The President may nominate two members to the Lok Sabha from the Anglo-Indian Community if it is under represented. He may also nominate and appoint 12 Rajya Sabha members – prominent people from different walks of life. The President holds the powers to summon and prorogue each of the two houses of the Parliament, and to dissolve the Lok Sabha. When there is a deadlock between the two houses, the President may summon a joint session of both the Houses. The President may address his discretion and address the Lok Sabha or the Rajya Sabha either jointly or separately.

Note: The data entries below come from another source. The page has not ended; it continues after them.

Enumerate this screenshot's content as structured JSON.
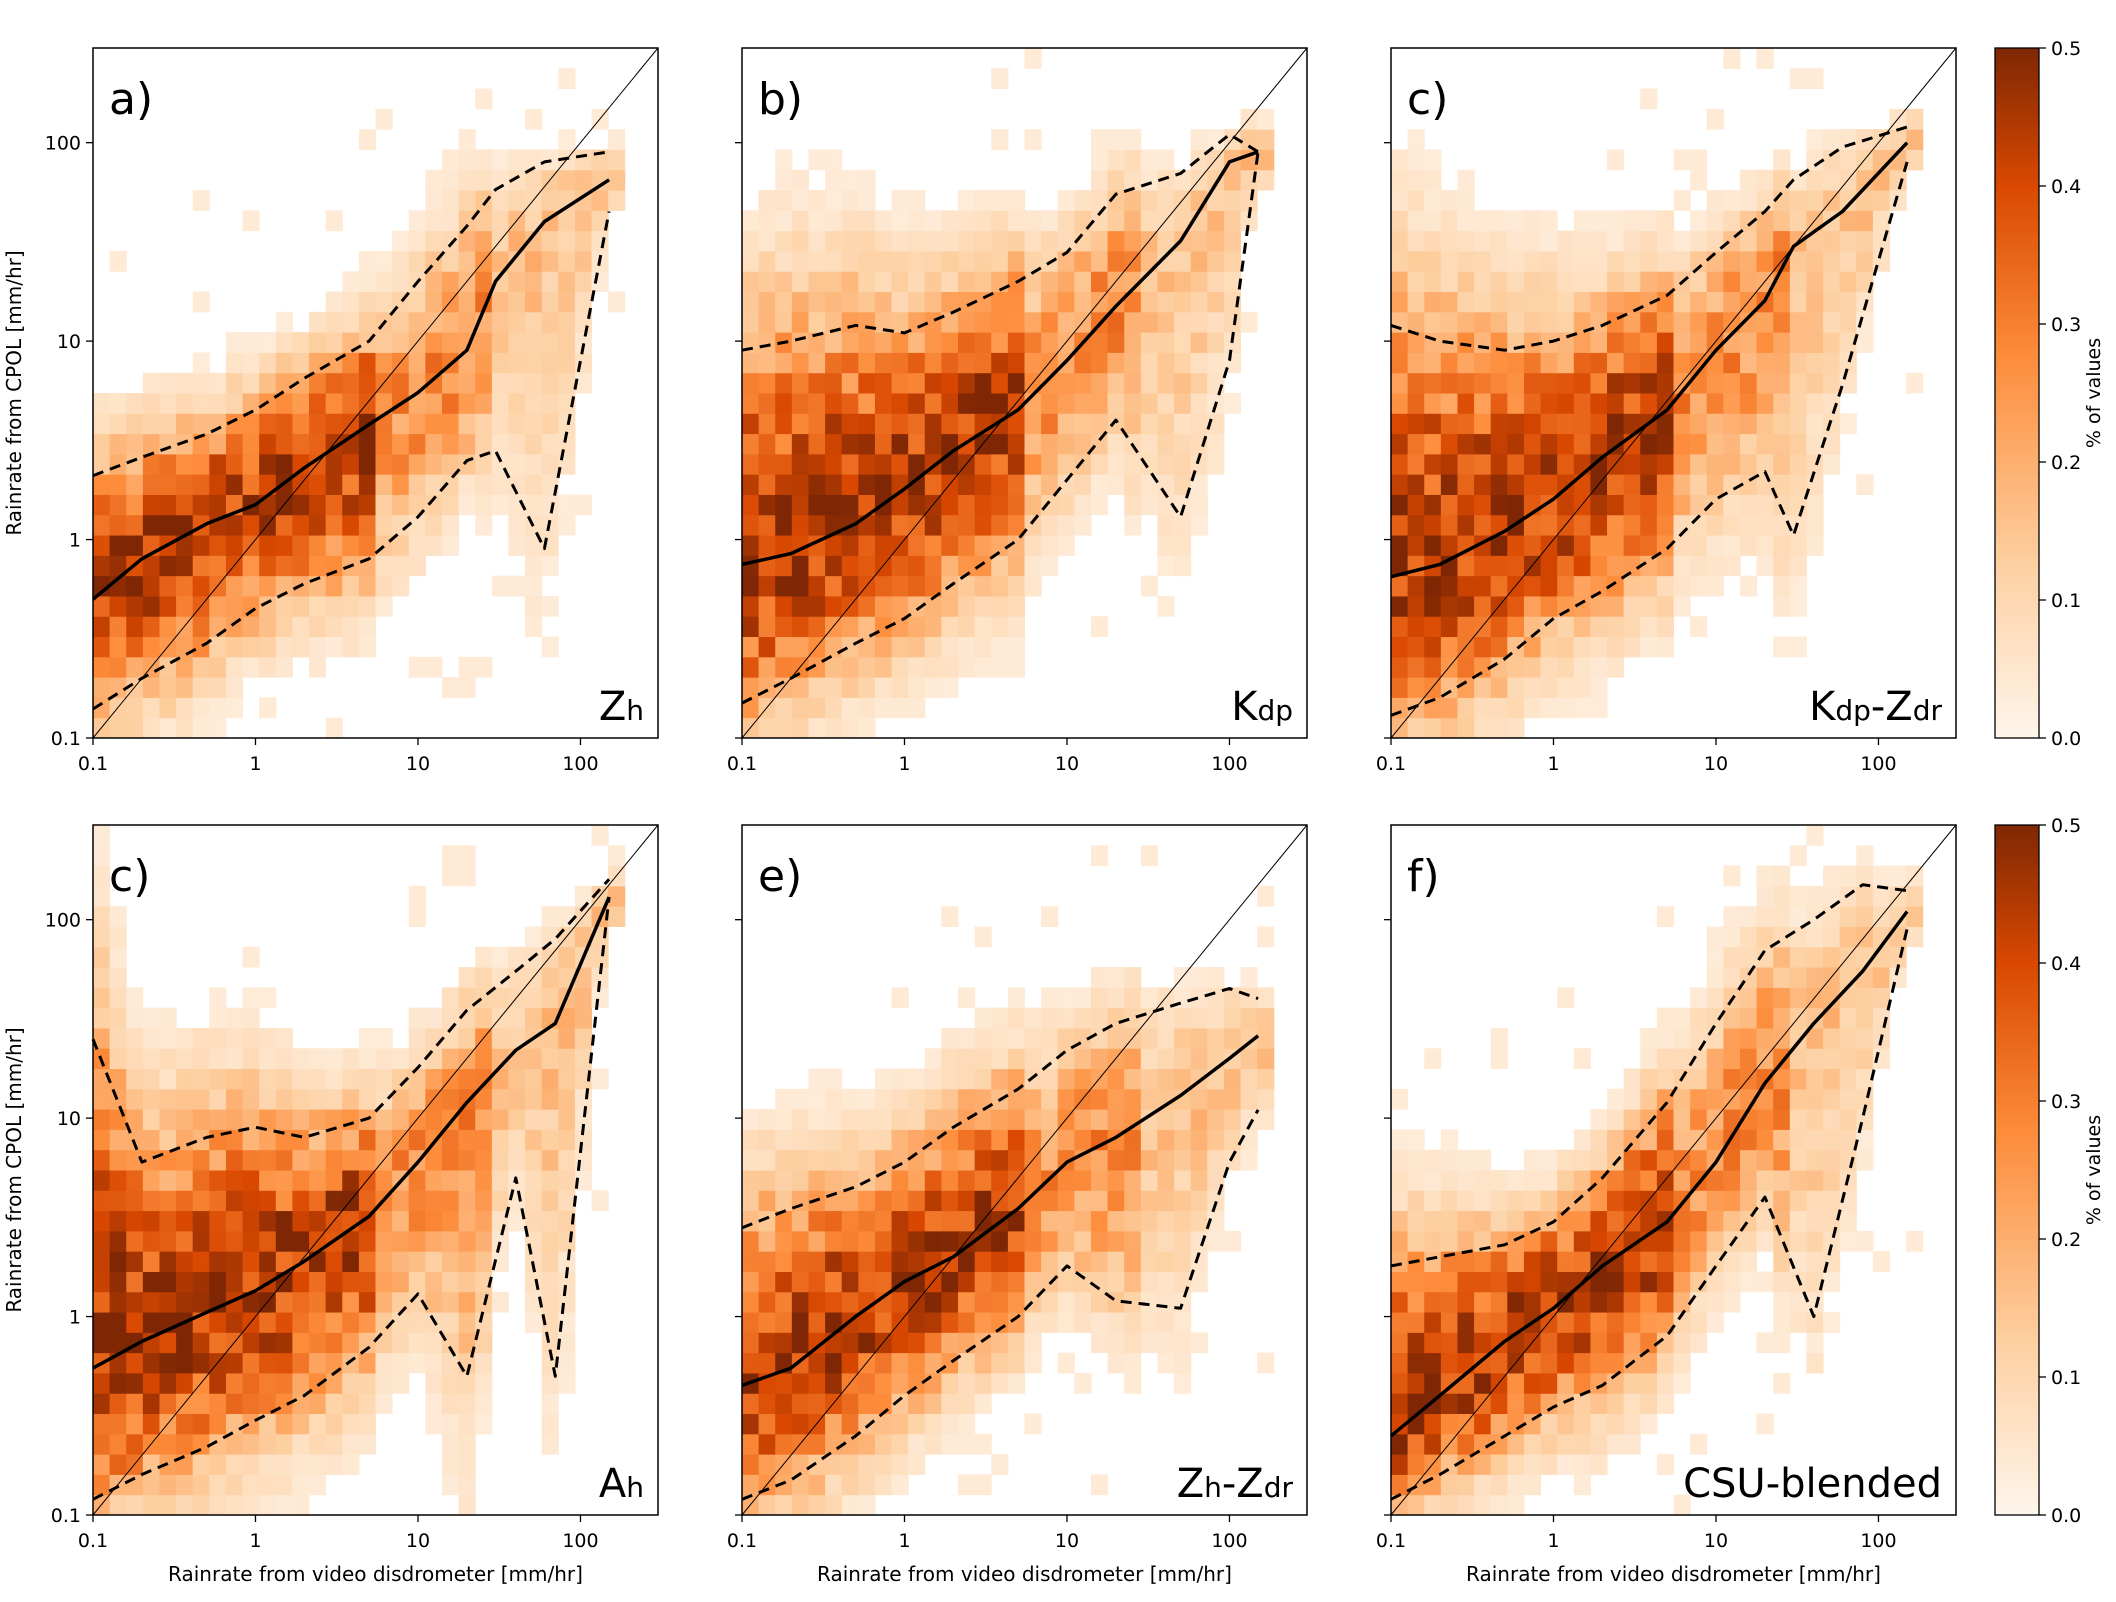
{
  "figure": {
    "colorbar": {
      "label": "% of values",
      "range": [
        0.0,
        0.5
      ],
      "ticks": [
        "0.0",
        "0.1",
        "0.2",
        "0.3",
        "0.4",
        "0.5"
      ],
      "colors": [
        "#fff5eb",
        "#fdd0a2",
        "#fd8d3c",
        "#d94801",
        "#7f2704"
      ]
    },
    "line_colors": {
      "median": "#000000",
      "percentile": "#000000",
      "one_to_one": "#000000"
    }
  },
  "chart_data": [
    {
      "type": "heatmap",
      "panel_label": "a)",
      "estimator_main": "Z",
      "estimator_sub": "h",
      "xlabel": "",
      "ylabel": "Rainrate from CPOL [mm/hr]",
      "x_scale": "log",
      "y_scale": "log",
      "xlim": [
        0.1,
        300
      ],
      "ylim": [
        0.1,
        300
      ],
      "x_ticks": [
        "0.1",
        "1",
        "10",
        "100"
      ],
      "y_ticks": [
        "0.1",
        "1",
        "10",
        "100"
      ],
      "median_x": [
        0.1,
        0.2,
        0.5,
        1,
        2,
        5,
        10,
        20,
        30,
        60,
        150
      ],
      "median_y": [
        0.5,
        0.8,
        1.2,
        1.5,
        2.3,
        3.8,
        5.5,
        9,
        20,
        40,
        65
      ],
      "p_low_y": [
        0.14,
        0.2,
        0.3,
        0.45,
        0.6,
        0.8,
        1.3,
        2.5,
        2.8,
        0.9,
        45
      ],
      "p_high_y": [
        2.1,
        2.6,
        3.4,
        4.5,
        6.5,
        10,
        20,
        38,
        58,
        80,
        90
      ]
    },
    {
      "type": "heatmap",
      "panel_label": "b)",
      "estimator_main": "K",
      "estimator_sub": "dp",
      "xlabel": "",
      "ylabel": "",
      "x_scale": "log",
      "y_scale": "log",
      "xlim": [
        0.1,
        300
      ],
      "ylim": [
        0.1,
        300
      ],
      "x_ticks": [
        "0.1",
        "1",
        "10",
        "100"
      ],
      "y_ticks": [],
      "median_x": [
        0.1,
        0.2,
        0.5,
        1,
        2,
        5,
        10,
        20,
        50,
        100,
        150
      ],
      "median_y": [
        0.75,
        0.85,
        1.2,
        1.8,
        2.8,
        4.5,
        8,
        15,
        32,
        80,
        90
      ],
      "p_low_y": [
        0.15,
        0.2,
        0.3,
        0.4,
        0.6,
        1,
        2,
        4,
        1.3,
        8,
        90
      ],
      "p_high_y": [
        9,
        10,
        12,
        11,
        14,
        20,
        28,
        55,
        70,
        110,
        90
      ]
    },
    {
      "type": "heatmap",
      "panel_label": "c)",
      "estimator_main": "K",
      "estimator_sub": "dp",
      "estimator_main2": "-Z",
      "estimator_sub2": "dr",
      "xlabel": "",
      "ylabel": "",
      "x_scale": "log",
      "y_scale": "log",
      "xlim": [
        0.1,
        300
      ],
      "ylim": [
        0.1,
        300
      ],
      "x_ticks": [
        "0.1",
        "1",
        "10",
        "100"
      ],
      "y_ticks": [],
      "median_x": [
        0.1,
        0.2,
        0.5,
        1,
        2,
        5,
        10,
        20,
        30,
        60,
        150
      ],
      "median_y": [
        0.65,
        0.75,
        1.1,
        1.6,
        2.6,
        4.5,
        9,
        16,
        30,
        45,
        100
      ],
      "p_low_y": [
        0.13,
        0.16,
        0.25,
        0.4,
        0.55,
        0.9,
        1.6,
        2.2,
        1.05,
        6,
        80
      ],
      "p_high_y": [
        12,
        10,
        9,
        10,
        12,
        17,
        28,
        45,
        65,
        95,
        120
      ]
    },
    {
      "type": "heatmap",
      "panel_label": "c)",
      "estimator_main": "A",
      "estimator_sub": "h",
      "xlabel": "Rainrate from video disdrometer [mm/hr]",
      "ylabel": "Rainrate from CPOL [mm/hr]",
      "x_scale": "log",
      "y_scale": "log",
      "xlim": [
        0.1,
        300
      ],
      "ylim": [
        0.1,
        300
      ],
      "x_ticks": [
        "0.1",
        "1",
        "10",
        "100"
      ],
      "y_ticks": [
        "0.1",
        "1",
        "10",
        "100"
      ],
      "median_x": [
        0.1,
        0.2,
        0.5,
        1,
        2,
        5,
        10,
        20,
        40,
        70,
        150
      ],
      "median_y": [
        0.55,
        0.75,
        1.05,
        1.35,
        1.9,
        3.2,
        6,
        12,
        22,
        30,
        130
      ],
      "p_low_y": [
        0.12,
        0.16,
        0.22,
        0.3,
        0.4,
        0.7,
        1.3,
        0.5,
        5,
        0.5,
        130
      ],
      "p_high_y": [
        25,
        6,
        8,
        9,
        8,
        10,
        18,
        35,
        55,
        80,
        160
      ]
    },
    {
      "type": "heatmap",
      "panel_label": "e)",
      "estimator_main": "Z",
      "estimator_sub": "h",
      "estimator_main2": "-Z",
      "estimator_sub2": "dr",
      "xlabel": "Rainrate from video disdrometer [mm/hr]",
      "ylabel": "",
      "x_scale": "log",
      "y_scale": "log",
      "xlim": [
        0.1,
        300
      ],
      "ylim": [
        0.1,
        300
      ],
      "x_ticks": [
        "0.1",
        "1",
        "10",
        "100"
      ],
      "y_ticks": [],
      "median_x": [
        0.1,
        0.2,
        0.5,
        1,
        2,
        5,
        10,
        20,
        50,
        100,
        150
      ],
      "median_y": [
        0.45,
        0.55,
        1,
        1.5,
        2,
        3.5,
        6,
        8,
        13,
        20,
        26
      ],
      "p_low_y": [
        0.12,
        0.15,
        0.25,
        0.4,
        0.6,
        1,
        1.8,
        1.2,
        1.1,
        6,
        11
      ],
      "p_high_y": [
        2.8,
        3.5,
        4.5,
        6,
        9,
        14,
        22,
        30,
        38,
        45,
        40
      ]
    },
    {
      "type": "heatmap",
      "panel_label": "f)",
      "estimator_main": "CSU-blended",
      "estimator_sub": "",
      "xlabel": "Rainrate from video disdrometer [mm/hr]",
      "ylabel": "",
      "x_scale": "log",
      "y_scale": "log",
      "xlim": [
        0.1,
        300
      ],
      "ylim": [
        0.1,
        300
      ],
      "x_ticks": [
        "0.1",
        "1",
        "10",
        "100"
      ],
      "y_ticks": [],
      "median_x": [
        0.1,
        0.2,
        0.5,
        1,
        2,
        5,
        10,
        20,
        40,
        80,
        150
      ],
      "median_y": [
        0.25,
        0.4,
        0.75,
        1.1,
        1.8,
        3,
        6,
        15,
        30,
        55,
        110
      ],
      "p_low_y": [
        0.12,
        0.16,
        0.25,
        0.35,
        0.45,
        0.8,
        1.8,
        4,
        1,
        10,
        90
      ],
      "p_high_y": [
        1.8,
        2,
        2.3,
        3,
        5,
        12,
        30,
        70,
        100,
        150,
        140
      ]
    }
  ]
}
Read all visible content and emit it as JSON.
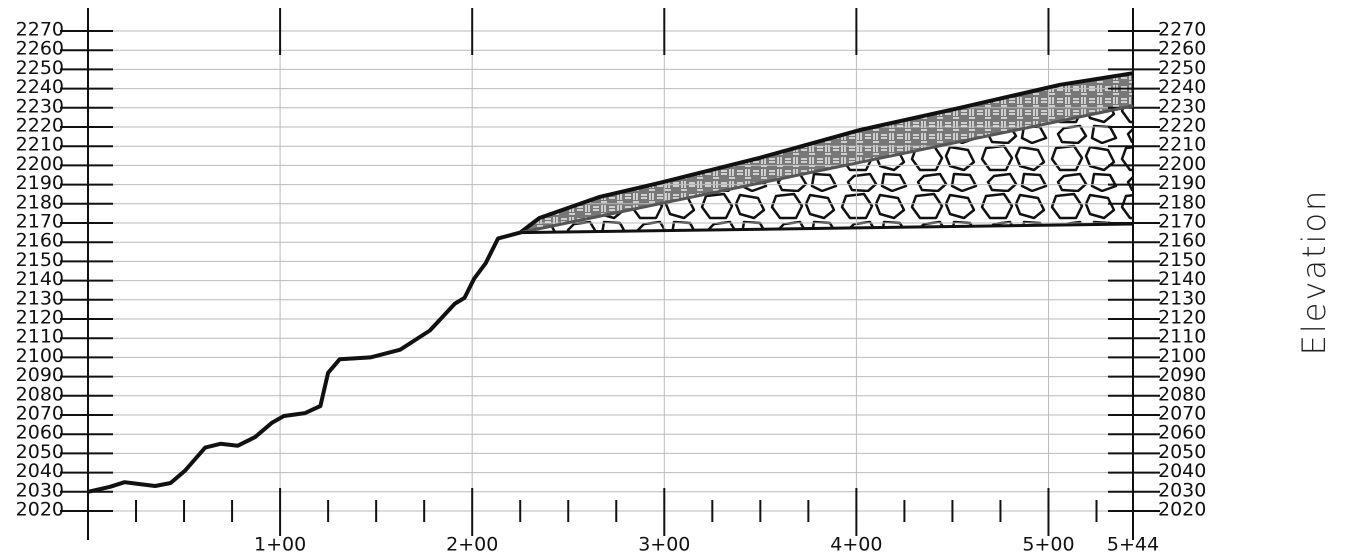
{
  "chart_data": {
    "type": "line",
    "ylabel": "Elevation",
    "xlim": [
      0,
      544
    ],
    "ylim": [
      2020,
      2270
    ],
    "xticks": [
      {
        "value": 100,
        "label": "1+00"
      },
      {
        "value": 200,
        "label": "2+00"
      },
      {
        "value": 300,
        "label": "3+00"
      },
      {
        "value": 400,
        "label": "4+00"
      },
      {
        "value": 500,
        "label": "5+00"
      },
      {
        "value": 544,
        "label": "5+44"
      }
    ],
    "xminorticks": [
      25,
      50,
      75,
      125,
      150,
      175,
      225,
      250,
      275,
      325,
      350,
      375,
      425,
      450,
      475,
      525
    ],
    "yticks": [
      2020,
      2030,
      2040,
      2050,
      2060,
      2070,
      2080,
      2090,
      2100,
      2110,
      2120,
      2130,
      2140,
      2150,
      2160,
      2170,
      2180,
      2190,
      2200,
      2210,
      2220,
      2230,
      2240,
      2250,
      2260,
      2270
    ],
    "grid": true,
    "series": [
      {
        "color": "#111111",
        "x": [
          0,
          11.5,
          19,
          27,
          35,
          43,
          50.5,
          61,
          69,
          78,
          87,
          95.8,
          102,
          113,
          121,
          125,
          131,
          147,
          162.5,
          178,
          191,
          196,
          201,
          207,
          213.5,
          225,
          235,
          266,
          298,
          350,
          402,
          454,
          506,
          544
        ],
        "values": [
          2030,
          2032.6,
          2035,
          2034,
          2033,
          2034.6,
          2041,
          2053,
          2055,
          2054,
          2058.5,
          2066,
          2069.5,
          2071,
          2074.7,
          2092,
          2099,
          2100,
          2104,
          2114,
          2128,
          2131,
          2141,
          2149,
          2162,
          2165,
          2172.6,
          2183.5,
          2191,
          2204,
          2218.5,
          2230,
          2242,
          2248
        ]
      },
      {
        "color": "#555555",
        "x": [
          225,
          544
        ],
        "values": [
          2165,
          2231
        ]
      },
      {
        "color": "#111111",
        "x": [
          225,
          544
        ],
        "values": [
          2165,
          2169.5
        ]
      }
    ]
  }
}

The President enjoys a great deal of legislative powers when it comes to promulgating ordinances. An ordinance may be made by the President only when the Parliament is not in session and when the circumstances require immediate action. An ordinance is the same as an Act of Parliament and must be whetted by both the Houses of Parliament within six weeks of their re-assembly.

What is important to note here that while the Indian system upholds the principle of separation of powers in most cases, the President who heads the Executive is also an integral part of the nation’s Legislature. The requirements of the President to sanction bills and act upon the advice of the elected members of parliament must not be regarded as curbs on his authority. Instead, it is the way the framers of our politico-administrative system choose to uphold the prestige of the directly elected members of the legislature.

Military, Diplomatic, And Judicial Administration

The President is the Supreme Commander of the Indian armed forces and hence has the discretion to declare war and peace. He has a say in the deployment of the armed forces where necessary. This power may, however, be exercised only when advised by the Prime Minister and his Cabinet and within the bounds of constitutional authority.

The President wields a number of diplomatic powers as well. This includes appointment of ambassadors and High Commissioner. He himself undertakes diplomatic visits from other countries too and receives visitors from other countries. All international agreements and treaties are undertaken and signed in the name of the President.

The President may grant judicial pardons and remit or suspend punishments. Any sentence handed out by any Indian court may be commuted by him/her.

Emergency Administration

The President enjoys the right to proclaim a national emergency when the country’s security is threatened due to a war or external aggression or due to an armed rebellion. When the nation’s financial stability is threatened, again the President may declare a financial emergency. When a state governance falls into disarray and peaceful administration cannot be carried out, the President may assume the functions of the state government following a proclamation.

While the office of the President of India has often been criticized for its lack of any real authority in peace times, the head of the country enjoys a number of discretionary powers that uphold the highest office of the country. One of the most important instances where the President of India may use hid wisdom and counsel is in case of a hung parliament or when none of the political parties are capable of achieving a clear cut majority in the Lok Sabha polls. The president may then invite the leader of the party he deems capable of proving its majority to form the government.

In India, the tradition of nominating illustrious and distinguished people to the office of the President has been an unbroken one. From Rajendra Prasad, and S Radhakrishnan of olden days to R Venkataraman, APJ Abdul Kalam, and Pranab Mukherjee, the Presidents of India have fulfilled greater roles in shaping the nation and have not remained mere figureheads. In a country marked by immense diversity of language, culture, preferences, and leadership, the Indian Presidents have served to remain a strong unifying factor and symbol of the nation’s prestige.